Po narodzinach dziecka wielu rodziców zastanawia się, jak je wychowywać. Stać się dla niego autorytetem, przyjacielem czy nadzorcą? Wiele osób uważa, iż do 5 roku życia dziecku można pozwalać na wszystko. Zgadzasz się z takim podejściem?

Wielokrotnie widziałam, jak potem te „demokratycznie” wychowane dzieci zachowują się na placu zabaw. Jedne chwytają inne dzieci za włosy, inne rzucają piaskiem. Jednak autorytarne wychowanie też, moim zdaniem, nie jest rozwiązaniem, bo może zniszczyć dziecku psychikę. Surowe metody łamią niektóre osobowości, a potem wyrastają z nich narkomani, alkoholicy i osoby z problemami psychicznymi. Mam jednak znajomego, którego wychowywano bardzo surowo. Ojciec był wojskowym, więc nie było miejsca na rozluźnienie. Dzięki takiemu podejściu i dyscyplinie chłopak w wieku 25 lat zbudował własny biznes i osiągnął niesamowite sukcesy w karierze. Swoje dzieci wychowuje również w surowości, bo chce, żeby wyrosły na porządnych ludzi.

Rodzice powinni sami czuć, jakie podejście jest potrzebne ich dziecku. Na przykład, opowiem wam o mojej przyjaciółce, z którą studiowałyśmy na uczelni. Jej rodzice byli zwolennikami dyscypliny i autorytaryzmu. Zrobili z niej małego żołnierza. Ona sama również tak wychowuje swoją córkę. I mała Ewa robi teraz wszystko zgodnie z planem. Przychodzi do domu, rozbiera się, myje ręce i siada do zabawy. Nigdy nie kaprysi i nie pokazuje swojego charakteru. Nie męczy mamy i zawsze znajduje sobie jakieś zajęcie.
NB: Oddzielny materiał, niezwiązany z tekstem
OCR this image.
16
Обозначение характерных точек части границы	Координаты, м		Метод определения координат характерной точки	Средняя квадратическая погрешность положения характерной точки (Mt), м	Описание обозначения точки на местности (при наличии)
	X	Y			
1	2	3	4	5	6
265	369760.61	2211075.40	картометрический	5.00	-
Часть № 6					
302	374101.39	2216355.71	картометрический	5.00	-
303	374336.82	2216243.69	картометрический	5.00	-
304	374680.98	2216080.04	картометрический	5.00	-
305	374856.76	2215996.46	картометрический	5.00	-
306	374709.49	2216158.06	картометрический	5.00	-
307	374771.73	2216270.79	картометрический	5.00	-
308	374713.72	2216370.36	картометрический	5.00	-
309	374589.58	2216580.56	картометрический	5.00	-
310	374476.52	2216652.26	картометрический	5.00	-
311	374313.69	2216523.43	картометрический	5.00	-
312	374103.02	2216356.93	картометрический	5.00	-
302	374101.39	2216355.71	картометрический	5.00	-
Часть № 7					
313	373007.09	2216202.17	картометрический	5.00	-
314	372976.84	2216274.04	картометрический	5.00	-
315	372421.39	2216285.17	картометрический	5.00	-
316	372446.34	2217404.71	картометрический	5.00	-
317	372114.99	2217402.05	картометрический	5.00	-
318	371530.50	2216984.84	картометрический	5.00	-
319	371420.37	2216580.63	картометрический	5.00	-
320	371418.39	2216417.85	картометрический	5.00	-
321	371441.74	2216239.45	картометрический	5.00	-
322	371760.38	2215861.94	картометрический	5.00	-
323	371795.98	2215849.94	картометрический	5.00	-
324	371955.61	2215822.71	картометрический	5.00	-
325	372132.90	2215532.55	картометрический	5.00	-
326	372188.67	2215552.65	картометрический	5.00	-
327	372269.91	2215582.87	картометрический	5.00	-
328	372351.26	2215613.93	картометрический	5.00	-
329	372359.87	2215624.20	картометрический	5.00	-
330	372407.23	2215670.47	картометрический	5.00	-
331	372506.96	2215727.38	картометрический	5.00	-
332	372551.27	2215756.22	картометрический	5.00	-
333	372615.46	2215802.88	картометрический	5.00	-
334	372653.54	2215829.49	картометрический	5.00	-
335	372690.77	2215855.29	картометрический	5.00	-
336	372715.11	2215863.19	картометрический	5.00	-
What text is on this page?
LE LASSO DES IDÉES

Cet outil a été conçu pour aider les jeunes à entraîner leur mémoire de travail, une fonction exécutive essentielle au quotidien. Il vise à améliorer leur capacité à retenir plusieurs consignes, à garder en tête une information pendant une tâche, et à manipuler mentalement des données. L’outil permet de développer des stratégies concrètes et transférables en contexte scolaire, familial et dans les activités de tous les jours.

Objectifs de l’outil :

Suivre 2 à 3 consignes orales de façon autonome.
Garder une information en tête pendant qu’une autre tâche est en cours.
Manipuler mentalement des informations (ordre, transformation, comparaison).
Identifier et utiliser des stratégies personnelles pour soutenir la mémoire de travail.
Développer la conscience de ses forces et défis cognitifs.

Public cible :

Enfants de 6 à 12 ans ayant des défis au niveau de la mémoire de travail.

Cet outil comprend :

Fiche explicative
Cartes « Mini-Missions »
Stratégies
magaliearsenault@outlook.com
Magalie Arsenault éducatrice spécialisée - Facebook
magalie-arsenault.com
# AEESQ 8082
Mama pyta córkę tylko o jedzenie. Ewa jest samodzielna we wszystkich kwestiach, mając zaledwie 5 lat. Co więcej, nie zwraca się do mamy per „ty”, ale używa formy grzecznościowej. Nigdy wcześniej się z czymś takim nie spotkałam, bo wolę zachodnie realia, gdzie dziecko zwraca się do rodziców po imieniu. Najważniejsze jednak, iż Ewa jest szczęśliwa. Podoba jej się taki styl życia i ma świetne relacje z rodzicami.

Zapytałam przyjaciółkę, jak udaje jej się wychowywać córkę w takiej dyscyplinie. Odpowiedziała, iż każda rodzina ma swoje zasady, dlatego dziecko się do nich dostosowuje. Mama trzyma się zasad, tata, babcia, dziadek, więc dlaczego córka miałaby tego nie robić? Skoro Ewa chce, żeby wszyscy żyli w zgodzie, musi włożyć w to pewien wysiłek, czyli być posłuszna.

Dobrze jest, gdy dziecko jest spokojne i wychowane, ale nie zastraszone. Prawda?